渤海(ぼっかい:698~926年)は、中国東北部・高句麗の故地に高句麗の遺民たちによって建てられた国とされ、奈良・平安期の727年から922年の間に、34回も日本へ使節を派遣しています。また逆に、728年から811年までの間に日本から遣渤海使が14回も派遣されています。このことからも、渤海と日本は頻繁に行き来し、互いに積極的に交流していたことがわかります。
小嶋芳孝先生は、現地を調査した考古学的な見地から、能登半島の「福良津(ふくらのつ):現・福浦港」を窓口として出航し、遣渤海使が訪れた経路や王都の遷都状況、さらには発見された遺物についてスライドを見ながら講演されました。
古畑徹先生は、文献史学の見地から、特に渤海から日本へ派遣された渤海使の記録に、高句麗人の後裔とみられる高氏が多く登場することから、高氏関連の史料を整理して、高氏の実像に迫る講演をされた。また遣渤海使の随行者の中には、複数の高麗郡出身者がいたことも史料から示されました。
パネルディスカッションでは、中野高行日本高麗浪漫学会副会長の進行により、お二人の講演内容をもとに、さらに突っ込んだ論議が展開されました。内容はかなり高度でしたが、あまり知られていない渤海国の実像に迫った内容であったと共に、奈良・平安期に日本との間に多くの交流があったことがわかり、参加者は大変満足した様子でした。
参加した方からは、「渤海国のことはほとんど知らなかったが、興味をもって聞くことができた」「専門的な話も多くなかなか話についていけなかったが、渤海と日本とのつながりを知ることができた」「これから渤海のことを自分でも調べていきたい」などの言葉をいただきました。

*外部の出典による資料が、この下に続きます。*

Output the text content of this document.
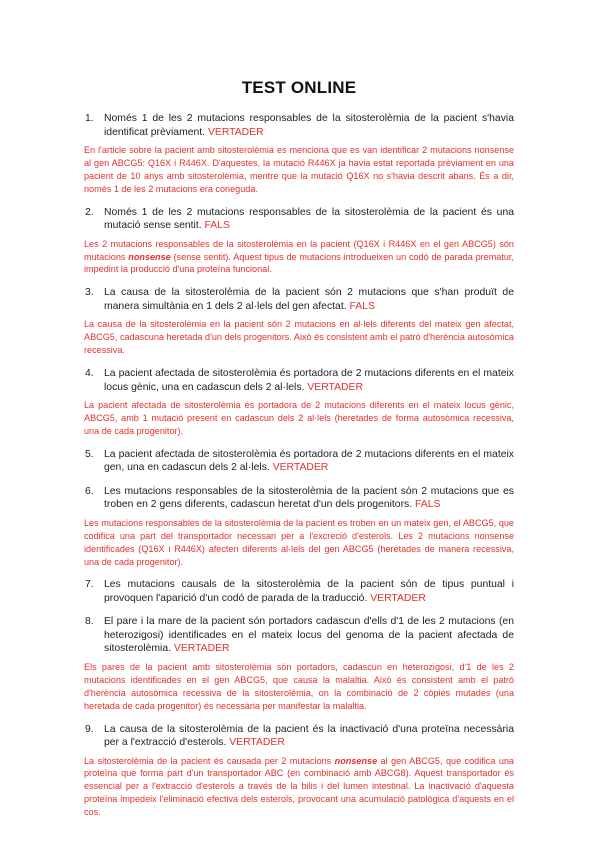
TEST ONLINE
1. Només 1 de les 2 mutacions responsables de la sitosterolèmia de la pacient s'havia identificat prèviament. VERTADER
En l'article sobre la pacient amb sitosterolèmia es menciona que es van identificar 2 mutacions nonsense al gen ABCG5: Q16X i R446X. D'aquestes, la mutació R446X ja havia estat reportada prèviament en una pacient de 10 anys amb sitosterolèmia, mentre que la mutació Q16X no s'havia descrit abans. És a dir, només 1 de les 2 mutacions era coneguda.
2. Només 1 de les 2 mutacions responsables de la sitosterolèmia de la pacient és una mutació sense sentit. FALS
Les 2 mutacions responsables de la sitosterolèmia en la pacient (Q16X i R446X en el gen ABCG5) són mutacions nonsense (sense sentit). Aquest tipus de mutacions introdueixen un codó de parada prematur, impedint la producció d'una proteïna funcional.
3. La causa de la sitosterolèmia de la pacient són 2 mutacions que s'han produït de manera simultània en 1 dels 2 al·lels del gen afectat. FALS
La causa de la sitosterolèmia en la pacient són 2 mutacions en al·lels diferents del mateix gen afectat, ABCG5, cadascuna heretada d'un dels progenitors. Això és consistent amb el patró d'herència autosòmica recessiva.
4. La pacient afectada de sitosterolèmia és portadora de 2 mutacions diferents en el mateix locus gènic, una en cadascun dels 2 al·lels. VERTADER
La pacient afectada de sitosterolèmia és portadora de 2 mutacions diferents en el mateix locus gènic, ABCG5, amb 1 mutació present en cadascun dels 2 al·lels (heretades de forma autosòmica recessiva, una de cada progenitor).
5. La pacient afectada de sitosterolèmia és portadora de 2 mutacions diferents en el mateix gen, una en cadascun dels 2 al·lels. VERTADER
6. Les mutacions responsables de la sitosterolèmia de la pacient són 2 mutacions que es troben en 2 gens diferents, cadascun heretat d'un dels progenitors. FALS
Les mutacions responsables de la sitosterolèmia de la pacient es troben en un mateix gen, el ABCG5, que codifica una part del transportador necessari per a l'excreció d'esterols. Les 2 mutacions nonsense identificades (Q16X i R446X) afecten diferents al·lels del gen ABCG5 (heretades de manera recessiva, una de cada progenitor).
7. Les mutacions causals de la sitosterolèmia de la pacient són de tipus puntual i provoquen l'aparició d'un codó de parada de la traducció. VERTADER
8. El pare i la mare de la pacient són portadors cadascun d'ells d'1 de les 2 mutacions (en heterozigosi) identificades en el mateix locus del genoma de la pacient afectada de sitosterolèmia. VERTADER
Els pares de la pacient amb sitosterolèmia són portadors, cadascun en heterozigosi, d'1 de les 2 mutacions identificades en el gen ABCG5, que causa la malaltia. Això és consistent amb el patró d'herència autosòmica recessiva de la sitosterolèmia, on la combinació de 2 còpies mutades (una heretada de cada progenitor) és necessària per manifestar la malaltia.
9. La causa de la sitosterolèmia de la pacient és la inactivació d'una proteïna necessària per a l'extracció d'esterols. VERTADER
La sitosterolèmia de la pacient és causada per 2 mutacions nonsense al gen ABCG5, que codifica una proteïna que forma part d'un transportador ABC (en combinació amb ABCG8). Aquest transportador és essencial per a l'extracció d'esterols a través de la bilis i del lumen intestinal. La inactivació d'aquesta proteïna impedeix l'eliminació efectiva dels esterols, provocant una acumulació patològica d'aquests en el cos.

当会の「公開歴史講演会」や「歴史シンポジウム」は、第一線の研究者を講師に招いて講演いただくことから、専門的な話が多く難しいことも。先生の話のほんの一部でも「そうなのか」「へえー」と頷けることができればよいのかな、と思っております。歴史はさまざまな事柄が絡み合っています。自身で探ったり、いろいろと話を聞いているうちに不思議と事柄がつながってくることがあります。思わず「ほほう」「なるほどそういうことだったのか」と。当会の事業はもちろんのこと、他の団体の講演会や勉強会などにも参加されてみてはいかがでしょうか。
小嶋先生、古畑先生、そしてご参加くださった皆様、誠にありがとうございました。